Glenn Okun passes on this ready-to-go case:  What locations should Four Seasons Hotels & Resorts consider for expansion?

From the WSJ, Sept 5, 2012:

Rebounding nicely from a drop-off in demand for luxury travel during the recession of the late 2000s, Four Seasons Hotels & Resorts now is looking for the next big thing. Or rather, says president and CEO Katie Taylor, the next big place.

Toronto-based Four Seasons operates 90 hotels world-wide (30 in the U.S.), including two that opened on Tuesday in China and Azerbaijan, and has more than 50 additional properties in development—most of those overseas as well. Among its planned destinations: Serengeti National Park in Tanzania and Indian technology hub Bangalore.

If you were a consultant to Four Seasons, what locations would you recommend?  More concretely:  (a) What criteria would you use?  Looking at its current locations, what criteria does Four Seasons seem to use?  (b) What kinds of information would you need to assess whether a given location fits these criteria?  Where would you find this information?  (c) What locations would you recommend?  Why?  

Post answers in comments.  Best one gets some kind of prize, to be negotiated.


2 Responses to “Mini-Case: The Next Big Place”

  1. Apoorva Vadi Says:

    a) I would look at incomes in developing countries whose manufacturing or technology sectors have expanded in the last 10 years, thus lowering the income gaps between the upper-middle class and the upper class.
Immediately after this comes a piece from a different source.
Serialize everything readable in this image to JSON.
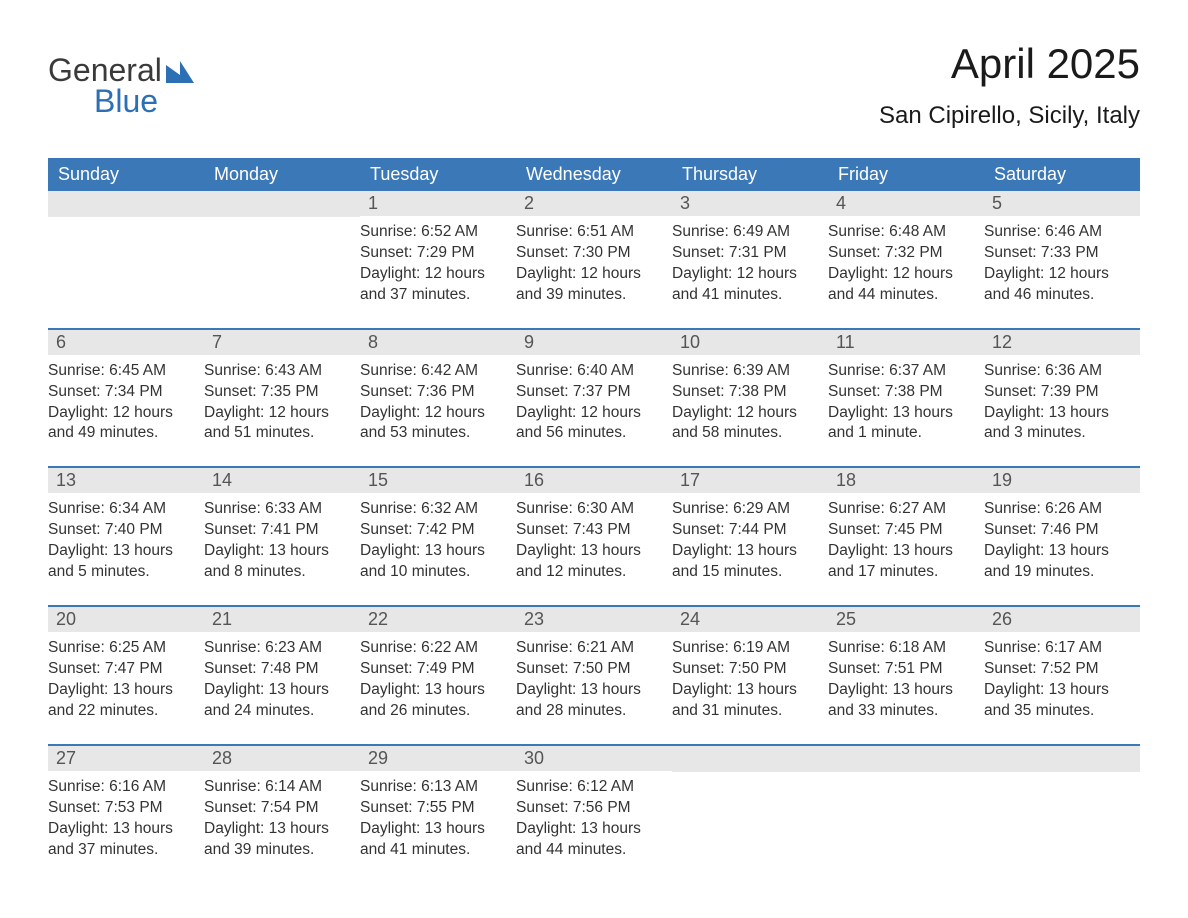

I’d also consider labor rates in countries which are developing their tourism. Looking at it’s current locations I think they are doing something similar. They are also considering business centers in the east visited often by business partners from the west.

    b) I would use past 10 years of economic income data of emerging economies and look at the change in incomes of middle class and the upper middle class as these categories of consumers in emerging markets tend to have high ‘aspirational’ desires and have a greater tendency for discretionary spending and luxury travel. It’s human psychology to display/express our newly acquired economic status to attain higher social status.
    I’d also look at labor rates data in emerging markets that are promoting tourism, since opening hotels in these locations would lower the hotel room rates and thus attract more customers to choose luxury hotels. (I think all the above mentioned data is available for free as part of census data.)

    c) I would recommend opening hotels in cities in India, China, Thailand, Korea and some East European emerging markets such as the Czech Republic. I’d also recommend popular vacation spots in Africa and the Middle East.

  2. David Backus Says:

    As often happens, the more I think about this the more issues pop up. One thing I’d like to know is the customer base. Business or pleasure? Does it vary by location? Also, where do the customers come from? If anyone knows how to get information like this, even fuzzy information, please pass it on.